Witam wszystkich, piszę do Was ponieważ mam problem i potrzebuję obiektywnych opinii. Jestem w związku od prawie dwóch lat. Mój facet jest o wiele starszy ode mnie i ma dosyć trudny charakter. Często, gdy mu coś nie pasuje to zrywa ze mną ale później gdy mu wszystko wyjaśnię i przeproszę to jest dobrze. Nie mieszkamy ze sobą, ale spotykamy się co kilka dni. Ja mieszkam z Synem z pierwszego małżenstwa a On sam. Dzisiaj zerwał ze mną po raz kolejny. Powodem jest to, że mój były Mąż z którym żyję w dobrych stosunkach odwozi mnie i naszego Syna na lotnisko w sobotę, bo lecimy z Synem na Święta do Polski. Partner się obraził, uważa że to on powinien nas zawieźć a nie były. Tłumaczyłam mu, że to ojciec dziecka, że chce pożegnać Syna na lotnisku ale do Partnera to nie dociera. Dzisiaj rano powiedział mi, że wobec tego on się spotka na kawę z pierwszą miłością ( nie mają dzieci ). A jak zobaczył że nie reaguję to napisał, że to koniec. Dodam, że jestem 3 lata po rozwodzie i z byłym Mężem nic mnie nie łączy w sensie uczuciowym. Chciałabym poznać Wasze zdanie.
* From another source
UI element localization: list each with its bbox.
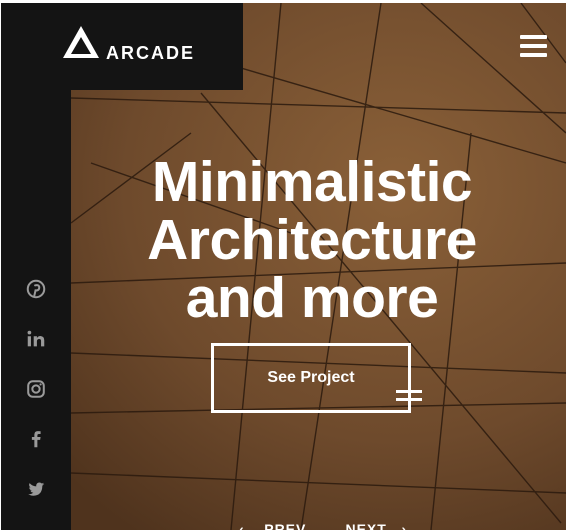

1 2018-12-20 17:33:11 Ostatnio edytowany przez Lilia29 (2018-12-20 17:34:04)
Dla mnie jest on niedojrzałym facetem, te zrywania to jakaś kpin. Na samym początku powinnaś z nim zerwać, a nie latać za nim i przepraszać. Dziecko powinno się widywać z ojcem jak najczęściej i to jest według mnie normalne, a że Twój partner zapewne sobie dopowiedział że pewnie nadal go kochasz itp, to już inna sprawa. Dodatkowo te umawianie się z pierwszą miłością by zrobić Ci na złość itp, żenada totalna.
Jestem w związku od prawie dwóch lat. Mój facet jest o wiele starszy ode mnie i ma dosyć trudny charakter. Często, gdy mu coś nie pasuje to zrywa ze mną ale później gdy mu wszystko wyjaśnię i przeproszę to jest dobrze.
To jest manipulacja i dziecinada. Dlaczego Ty go przepraszasz?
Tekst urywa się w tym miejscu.